While rare, PME is a truly devastating syndrome. Severe myoclonus and ataxia are often observed early in patient life (as young as 2 years of age), and early mortality is common. Several genes have been linked to PME, yet for the majority it is still unclear how mutations in these loci result in nervous system dysfunction. The acquisition of such knowledge is a fundamental prerequisite for the development of a therapeutic strategy for PME, since this disorder is highly drug resistant and currently untreatable.

Given the severity of patient symptoms and the frequent early mortality observed in patient cohorts, expanding the number of in vivo models of PME is an essential step in this process. The fruit fly, Drosophila, represents an ideal organism to model PME, given the presence of strong homologues of the majority of PME-linked loci in the Drosophila genome and the wealth of genetic tools available for gene manipulation. Currently, only one PME model has been developed in Drosophila, focused on the planar cell polarity gene prickle. We note that synaptic development has not been investigated in this model. Thus, our data represents the first investigation of how a PME gene impacts the development of motorneurons. This is particularly relevant given that motorneuron denervation has been documented in patients with GOSR2-PME.

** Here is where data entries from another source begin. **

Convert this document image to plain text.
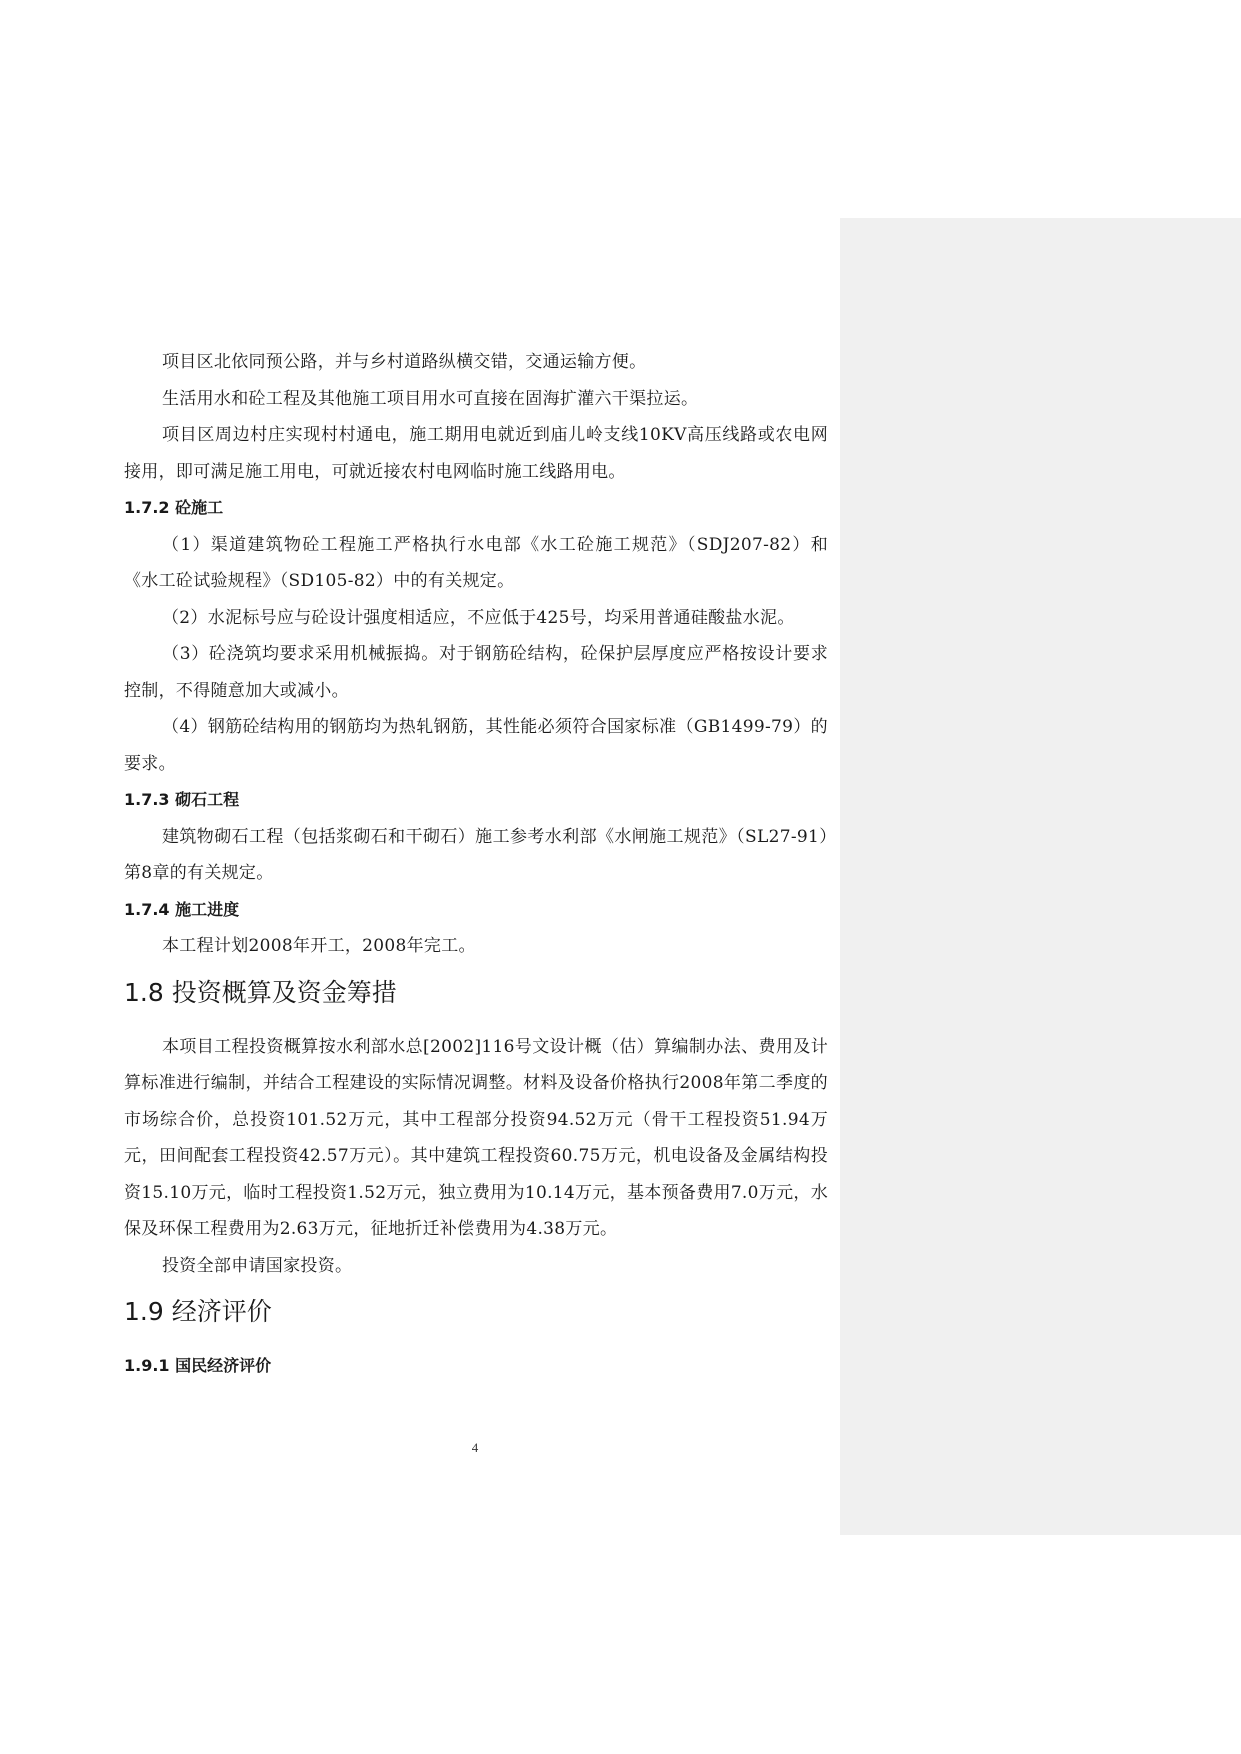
项目区北依同预公路，并与乡村道路纵横交错，交通运输方便。

生活用水和砼工程及其他施工项目用水可直接在固海扩灌六干渠拉运。

项目区周边村庄实现村村通电，施工期用电就近到庙儿岭支线10KV高压线路或农电网接用，即可满足施工用电，可就近接农村电网临时施工线路用电。

1.7.2 砼施工

（1）渠道建筑物砼工程施工严格执行水电部《水工砼施工规范》（SDJ207-82）和《水工砼试验规程》（SD105-82）中的有关规定。

（2）水泥标号应与砼设计强度相适应，不应低于425号，均采用普通硅酸盐水泥。

（3）砼浇筑均要求采用机械振捣。对于钢筋砼结构，砼保护层厚度应严格按设计要求控制，不得随意加大或减小。

（4）钢筋砼结构用的钢筋均为热轧钢筋，其性能必须符合国家标准（GB1499-79）的要求。

1.7.3 砌石工程

建筑物砌石工程（包括浆砌石和干砌石）施工参考水利部《水闸施工规范》（SL27-91）第8章的有关规定。

1.7.4 施工进度

本工程计划2008年开工，2008年完工。

1.8 投资概算及资金筹措

本项目工程投资概算按水利部水总[2002]116号文设计概（估）算编制办法、费用及计算标准进行编制，并结合工程建设的实际情况调整。材料及设备价格执行2008年第二季度的市场综合价，总投资101.52万元，其中工程部分投资94.52万元（骨干工程投资51.94万元，田间配套工程投资42.57万元）。其中建筑工程投资60.75万元，机电设备及金属结构投资15.10万元，临时工程投资1.52万元，独立费用为10.14万元，基本预备费用7.0万元，水保及环保工程费用为2.63万元，征地折迁补偿费用为4.38万元。

投资全部申请国家投资。

1.9 经济评价
1.9.1 国民经济评价
4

Our study will provide several new PME-linked tools to the community of Drosophila researchers, particularly transgenes encoding wild-type and PME-mutant isoforms of Drosophila Membrin and human GOSR2. These fly lines will help to expand the range of possible future studies in Drosophila involving PME. The neurodevelopmental alterations we have identified in our PME model will help to guide future research, with the aim of uncovering the molecular mechanisms underlying GOSR2-PME, and potentially other PME subtypes.

Finally, the post-doctoral researcher will gain advanced knowledge of electrophysiological recordings at the Drosophila larval NMJ, immuno-fluorescent microscopy, and Drosophila genetics. Since there is a high demand for skilled electrophysiologists, we anticipate that the techniques acquired during this project will significantly help their future job prospects.